Seven patients had IVCF inserted because of extensive VTE without any of the previously noted indications. Three of these patients had a documented malignancy.

In this group, four patients had their filter inserted on the day of discovery of extensive VTE (range = 0–3 days for group as a whole). All patients commenced therapeutic anticoagulation after IVCF insertion (Table 2).

Table 2.

Indications for insertion.

Indications for insertion
Contraindication to anticoagulation 28
Planned surgery 18
 Malignancy (metastatic) 12 (7)
  Gynecological 6
  Gastrointestinal 3
  Genitourinary 2
  Lymphoma 1
 Orthopedic 3
 Vascular 2
 TLH/BSO for benign pathology 1
Active bleeding 10
 Malignancy (metastatic) 7 (5)
  Gynecological 3
  Gastrointestinal 2
  Genitourinary 1
  Breast cancer 1
 Orthopedic 1
 Trauma 1
 Lower body/thigh lift 1
Recurrent VTE 10
 Malignancy (Metastatic) 10 (9)
  Gastrointestinal 6
  Gynecological 3
  Glioblastoma 1
Extensive VTE disease 7
 Malignancy (Metastatic) 3 (2)
  Breast 1
  Cutaneous 1
  Gastrointestinal 1
 Orthopedic 2
 Vascular 1
 Unprovoked PE 1

Outcomes

Death

Seventeen patients died during follow-up, all as a consequence of progressive malignancy. No deaths were attributed to VTE or IVCF complications. Fifteen patients (88%) died with their IVCF in situ. One patient had previously had their IVCF retrieved before death and one patient had a failed attempt at IVC insertion. The median time from IVCF insertion to death was 118 days (range = 10–526 days).

Retrievals

There were 13 attempted retrievals (30%), in whom retrieval was successful in ten (23%). Failed retrievals occurred due to IVCF tilting (two patients) and in filter thrombus (one patient). The median time from insertion to attempted retrieval was 73 days (range = 13–203 days). Failed retrievals occurred at 68, 158, and 213 days. All IVCFs inserted by the vascular surgeons were successfully retrieved with a median time of retrieval of 56 days (range = 17–168 days). Sixteen of the patients with an in situ IVCF were alive at the time of writing. Of 16, 14 had resumed therapeutic anticoagulation and in all of these patients we could not find any documentation of future planned IVCF retrieval.

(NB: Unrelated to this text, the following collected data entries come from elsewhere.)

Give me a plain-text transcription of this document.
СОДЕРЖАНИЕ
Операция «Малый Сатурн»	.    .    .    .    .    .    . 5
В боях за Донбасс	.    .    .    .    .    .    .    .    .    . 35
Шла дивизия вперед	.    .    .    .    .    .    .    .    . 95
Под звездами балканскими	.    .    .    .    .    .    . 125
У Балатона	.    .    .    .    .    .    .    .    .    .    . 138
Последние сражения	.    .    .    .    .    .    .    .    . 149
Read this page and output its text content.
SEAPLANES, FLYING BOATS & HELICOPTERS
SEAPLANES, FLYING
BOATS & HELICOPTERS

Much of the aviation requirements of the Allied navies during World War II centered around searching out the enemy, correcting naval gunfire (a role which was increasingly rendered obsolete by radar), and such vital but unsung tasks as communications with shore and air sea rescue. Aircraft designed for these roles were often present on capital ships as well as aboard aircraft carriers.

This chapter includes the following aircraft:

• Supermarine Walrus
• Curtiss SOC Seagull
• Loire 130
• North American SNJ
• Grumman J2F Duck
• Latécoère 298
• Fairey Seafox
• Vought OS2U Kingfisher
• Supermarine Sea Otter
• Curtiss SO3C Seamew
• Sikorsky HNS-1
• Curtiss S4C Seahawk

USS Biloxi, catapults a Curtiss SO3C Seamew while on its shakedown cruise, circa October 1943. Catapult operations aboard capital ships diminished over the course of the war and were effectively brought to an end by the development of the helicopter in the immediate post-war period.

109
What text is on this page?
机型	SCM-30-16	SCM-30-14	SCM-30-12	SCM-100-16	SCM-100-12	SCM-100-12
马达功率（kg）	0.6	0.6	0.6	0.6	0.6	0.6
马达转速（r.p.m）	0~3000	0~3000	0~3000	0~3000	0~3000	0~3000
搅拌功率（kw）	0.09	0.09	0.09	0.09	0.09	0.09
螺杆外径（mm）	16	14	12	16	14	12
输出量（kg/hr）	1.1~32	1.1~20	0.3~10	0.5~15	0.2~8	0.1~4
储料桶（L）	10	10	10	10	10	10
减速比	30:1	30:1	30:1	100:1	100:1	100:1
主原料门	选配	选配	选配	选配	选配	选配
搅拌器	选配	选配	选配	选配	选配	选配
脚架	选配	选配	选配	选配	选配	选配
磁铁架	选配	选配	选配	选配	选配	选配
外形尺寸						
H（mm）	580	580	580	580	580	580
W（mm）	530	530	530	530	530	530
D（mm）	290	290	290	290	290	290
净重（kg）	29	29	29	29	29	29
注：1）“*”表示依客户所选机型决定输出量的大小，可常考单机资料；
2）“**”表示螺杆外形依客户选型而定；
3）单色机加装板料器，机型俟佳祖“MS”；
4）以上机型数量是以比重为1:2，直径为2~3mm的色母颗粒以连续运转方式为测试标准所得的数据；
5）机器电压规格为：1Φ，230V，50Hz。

IVCF-associated complications

There were three documented cases of recurrent VTE post IVCF insertion. Two episodes of lower limb DVT, both patients were in the bleeding group, and therefore were not on anticoagulation at the time of recurrence. There was one episode of recurrent PE while the patient was on 1.5 mg/kg daily enoxaparin.

Documented complications were low, with three cases of in filter thrombus. Two prevented IVCF retrieval, but one was small enough to allow retrieval of the IVCF. These complications were discovered at time of attempted retrieval. The two patients with the failed retrieval were anticoagulated with warfarin, with the patient with the successful retrieval on rivaroxaban. All three patients had malignancy.

There were two documented cases of IVCF tilting preventing removal (incidence of 5%). There were no documented cases of IVCF fracture, embolization, vena cava penetration, or IVCF-related deaths (Table 3).

Table 3.

Patient outcomes.

Outcome n Median
Death 17 118 (10–526)
Retrieval attempt 13 73 (13–203)
 Successful 10 68.5 (13–168)
 Failed 3 158 (68–203)
Not deceased and no documented retrieval attempt 16
 IVCF no anticoagulation 2
 IVCF with anticoagulation 14
Complications 8
 IVCF tilting 2
 In filter thrombus 3
 Recurrent DVT 2
 Recurrent PE 1
 IVCF migration 0
 Vena cava penetration 0

Discussion

In this single-center study conducted over a three-year period, we identified 45 patients who underwent IVCF insertion. Our hospital has a large oncology unit and does not deal with major trauma. Thus, our cohort is different to some others that have been reported. The majority of patients in whom a filter was inserted had a contraindication to anticoagulation (61%) and/or underlying malignancy (71%). The incidence of VTE and the risk of recurrent VTE is recognized to be higher in cancer patients.12

Evidence for the use of IVCFs has predominantly come from observational and retrospective studies. There are a limited number of RCTs published to date.710

The two largest studies are PREPIC 1 (Prevention du Risque D’Embolie Pulmonaire par Interruption Cave Study Group) and PREPIC 2.7,8 Both studies failed to demonstrate any additional benefit of insertion of an IVCF on mortality in patients who were already on therapeutic anticoagulation. However, these RCTs lack sufficient power to provide clear direction on the role of IVCFs in patients with malignancy.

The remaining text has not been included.